One of the draft orders, according to CNN, has been turned over to the House Select Committee investigating the Jan. 6 attack on the Capitol. A key figure, Bernard Kerik, who worked closely with Giuliani, recently testified to the committee on those matters. Kerik, it should be noted, is another one of the rogue's gallery of disgraced figures who populated Trump's circle.

Once commissioner of the New York Police Department under Giuliani, who was mayor at the time, Kerik is a convicted felon, found guilty of tax fraud, ethics violations and making false criminal statements. He was sentenced to four years in federal prison but pardoned by Trump. Giuliani made so many egregiously false allegations in his attempts to overturn the election that his law license was suspended.

Trump has an authoritarian's penchant for seeking out those already compromised and drawing them in as loyalists. Retired Lt. Gen. Mike Flynn was among them. A national security adviser to the Trump campaign, Flynn was also in 2016 a paid foreign agent working for Turkey. He was later forced to resign as national security adviser after he was found to have lied to Vice President Mike Pence about conversations with Russian Ambassador Sergey Kislyak.

Flynn had pleaded guilty to lying to the FBI about those conversations. But before the case even came to trial, Trump stepped in with a pre-emptive pardon. Flynn was a big proponent of seizing election equipment, and maintained in a Newsmax interview late in 2021 that Trump "could immediately on his order seize every single one of those machines around the country. … He could take military capabilities and he could place them in those states and basically rerun an election in each of those states."

Now more than a year out of office, Trump seeks to tighten his grip on his party and relentlessly punish any sign of disloyalty.

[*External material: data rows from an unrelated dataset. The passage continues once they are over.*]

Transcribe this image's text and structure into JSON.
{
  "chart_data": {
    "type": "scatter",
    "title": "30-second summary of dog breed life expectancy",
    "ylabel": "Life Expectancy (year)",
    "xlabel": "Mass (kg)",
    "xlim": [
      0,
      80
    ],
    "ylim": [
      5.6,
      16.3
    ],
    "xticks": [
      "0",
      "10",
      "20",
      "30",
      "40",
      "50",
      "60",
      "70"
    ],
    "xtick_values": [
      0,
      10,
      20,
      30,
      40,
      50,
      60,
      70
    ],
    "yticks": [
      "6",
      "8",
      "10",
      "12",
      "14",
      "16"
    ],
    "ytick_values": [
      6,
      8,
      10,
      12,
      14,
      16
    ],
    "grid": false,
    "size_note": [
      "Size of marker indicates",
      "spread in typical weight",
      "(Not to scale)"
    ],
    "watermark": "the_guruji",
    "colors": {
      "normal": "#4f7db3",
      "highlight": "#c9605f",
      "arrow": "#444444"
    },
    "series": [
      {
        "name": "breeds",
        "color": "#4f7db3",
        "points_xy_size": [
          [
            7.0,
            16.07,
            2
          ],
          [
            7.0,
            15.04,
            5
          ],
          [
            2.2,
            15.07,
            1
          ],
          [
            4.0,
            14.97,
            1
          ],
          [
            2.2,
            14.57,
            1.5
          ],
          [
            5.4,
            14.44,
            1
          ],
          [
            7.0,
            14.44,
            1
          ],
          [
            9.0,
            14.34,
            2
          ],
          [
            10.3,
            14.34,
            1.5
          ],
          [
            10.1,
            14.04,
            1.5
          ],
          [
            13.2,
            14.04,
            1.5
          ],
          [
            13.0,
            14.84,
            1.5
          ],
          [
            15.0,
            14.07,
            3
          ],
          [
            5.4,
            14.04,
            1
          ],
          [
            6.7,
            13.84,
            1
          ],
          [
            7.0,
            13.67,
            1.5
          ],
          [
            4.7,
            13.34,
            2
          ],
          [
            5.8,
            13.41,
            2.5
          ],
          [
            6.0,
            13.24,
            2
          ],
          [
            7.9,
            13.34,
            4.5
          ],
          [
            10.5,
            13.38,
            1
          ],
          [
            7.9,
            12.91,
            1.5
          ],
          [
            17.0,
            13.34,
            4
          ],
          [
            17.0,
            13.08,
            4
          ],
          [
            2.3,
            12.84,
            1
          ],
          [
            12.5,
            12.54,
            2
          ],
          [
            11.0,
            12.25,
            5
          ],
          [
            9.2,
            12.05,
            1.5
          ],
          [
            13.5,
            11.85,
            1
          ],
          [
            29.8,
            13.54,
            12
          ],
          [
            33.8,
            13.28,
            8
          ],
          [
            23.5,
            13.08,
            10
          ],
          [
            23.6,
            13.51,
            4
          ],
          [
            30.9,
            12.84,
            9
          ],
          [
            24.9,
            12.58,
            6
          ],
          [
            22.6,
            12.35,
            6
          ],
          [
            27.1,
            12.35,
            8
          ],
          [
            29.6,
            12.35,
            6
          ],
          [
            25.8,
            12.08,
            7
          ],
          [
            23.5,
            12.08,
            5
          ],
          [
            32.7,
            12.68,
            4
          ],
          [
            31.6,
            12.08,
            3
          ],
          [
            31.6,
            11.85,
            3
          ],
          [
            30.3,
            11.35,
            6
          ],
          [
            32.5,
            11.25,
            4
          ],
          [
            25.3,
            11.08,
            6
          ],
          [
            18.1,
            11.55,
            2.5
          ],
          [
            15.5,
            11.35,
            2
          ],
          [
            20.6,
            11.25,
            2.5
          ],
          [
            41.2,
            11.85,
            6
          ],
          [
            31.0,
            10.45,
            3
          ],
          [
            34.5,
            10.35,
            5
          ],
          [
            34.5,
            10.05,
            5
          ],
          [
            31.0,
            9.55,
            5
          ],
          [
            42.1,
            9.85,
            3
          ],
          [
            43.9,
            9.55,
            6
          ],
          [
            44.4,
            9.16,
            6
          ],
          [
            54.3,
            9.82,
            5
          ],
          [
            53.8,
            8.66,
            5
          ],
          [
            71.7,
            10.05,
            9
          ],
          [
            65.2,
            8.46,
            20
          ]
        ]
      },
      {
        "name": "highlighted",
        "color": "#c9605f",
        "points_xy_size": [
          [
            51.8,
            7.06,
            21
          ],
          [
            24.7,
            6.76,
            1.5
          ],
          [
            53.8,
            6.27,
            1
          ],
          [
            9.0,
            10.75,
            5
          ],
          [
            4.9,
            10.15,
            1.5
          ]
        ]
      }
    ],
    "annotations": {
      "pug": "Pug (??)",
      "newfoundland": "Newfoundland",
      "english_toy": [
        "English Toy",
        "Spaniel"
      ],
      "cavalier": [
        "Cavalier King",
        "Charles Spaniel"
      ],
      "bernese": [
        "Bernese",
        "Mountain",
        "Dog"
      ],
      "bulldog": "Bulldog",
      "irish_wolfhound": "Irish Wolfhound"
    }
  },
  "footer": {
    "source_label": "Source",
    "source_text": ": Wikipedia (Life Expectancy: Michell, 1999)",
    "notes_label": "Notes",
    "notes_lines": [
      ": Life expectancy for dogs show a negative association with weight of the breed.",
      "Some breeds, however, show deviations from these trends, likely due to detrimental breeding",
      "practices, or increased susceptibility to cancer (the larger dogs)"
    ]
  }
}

In a rally last weekend, he all but promised pardons for insurrectionists, in what can only be seen as an attempt to buy their silence.

A prominent Trump ally and Republican National Committee memeber, David Bossie, is seeking to get the only two Republicans courageous enough to serve on the Jan. 6 committee, Reps. Liz Cheney and Adam Kinzinger, expelled from the party.

All these actions and more point to the need to dig deeper for facts, bring wrongdoers to justice and clarify laws such as the Electoral Count Reform Act before another attempt is made to twist it as a means of installing a would-be dictator.